Na última sexta-feira, 14, foi realizado no auditório do Tribunal de Justiça de Rondônia o XI Seminário Acadêmico do Curso de Mestrado Profissional Interdisciplinar em Direitos Humanos e Desenvolvimento da Justiça (DHJUS), oferecido pela Fundação Universidade Federal de Rondônia (Unir) em parceria com a Escola da Magistratura do Estado de Rondônia (Emeron). O tema do evento, coordenado pelo professor do DHJUS, Dr. Delson Xavier, foi o superencarceramento, abordado em uma sequência de palestras.

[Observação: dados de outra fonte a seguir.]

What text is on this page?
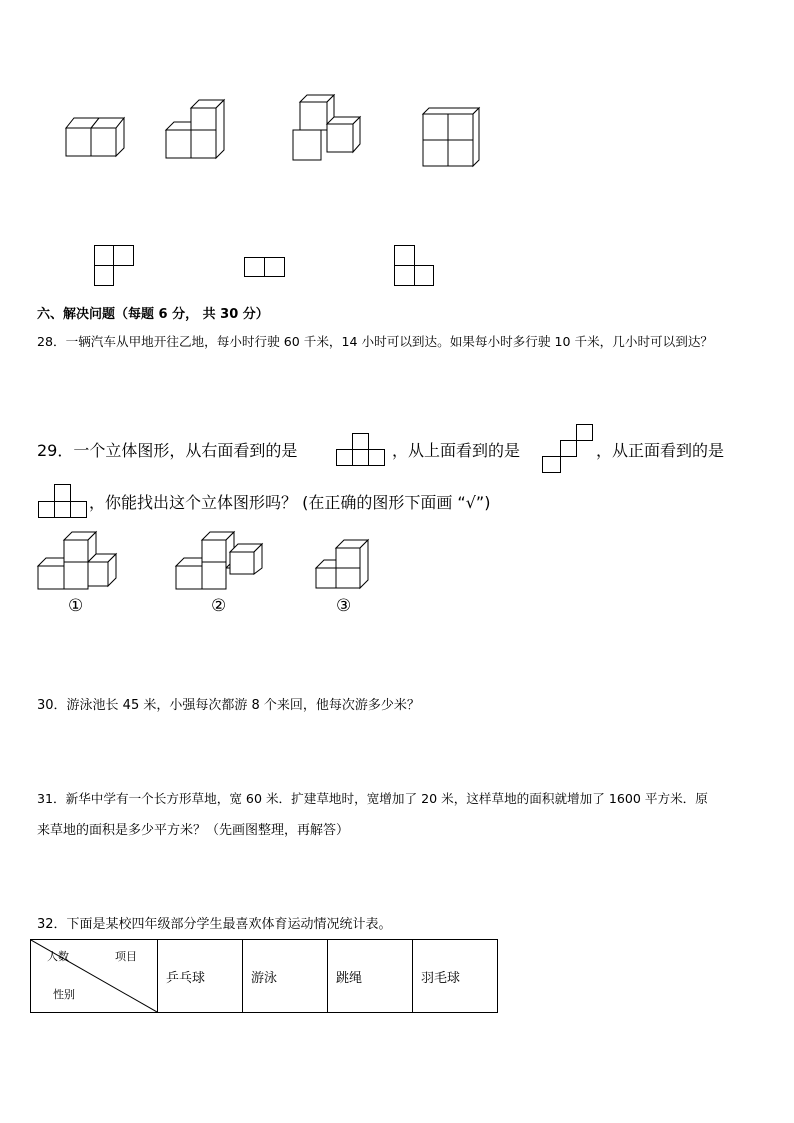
六、解决问题（每题 6 分， 共 30 分）
28．一辆汽车从甲地开往乙地，每小时行驶 60 千米，14 小时可以到达。如果每小时多行驶 10 千米，几小时可以到达？
29．一个立体图形，从右面看到的是	，从上面看到的是	，从正面看到的是
，你能找出这个立体图形吗？ (在正确的图形下面画 “√”)
①	②	③
30．游泳池长 45 米，小强每次都游 8 个来回，他每次游多少米？
31．新华中学有一个长方形草地，宽 60 米．扩建草地时，宽增加了 20 米，这样草地的面积就增加了 1600 平方米．原
来草地的面积是多少平方米？（先画图整理，再解答）
32．下面是某校四年级部分学生最喜欢体育运动情况统计表。
人数	项目
性别
	乒乓球	游泳	跳绳	羽毛球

O primeiro a falar foi o professor e coordenador do mestrado, Dr. Rodolfo Jacarandá, que palestrou sobre “Encarceramento, Crime e Direitos Humanos na Amazônia Ocidental Brasileira”. Ele iniciou destacando os maiores massacres na história prisional recente no Brasil de violência entre presos, como os das penitenciárias de Urso Branco e Ênio Pinheiro, em Porto Velho, que juntos contabilizaram 50 mortes. Ele aponta para uma tendência de alta nos números, a partir das 136 mortes no país em janeiro de 2017 e culminando nas 55 ocorridas em apenas um presídio de Manaus (AM), no mês passado. “As taxas e números no Brasil continuam crescendo, é a maior taxa de mortes em prisões da América do Sul, e a tendência é de alta pelas políticas penais atualmente em curso no país”, alerta.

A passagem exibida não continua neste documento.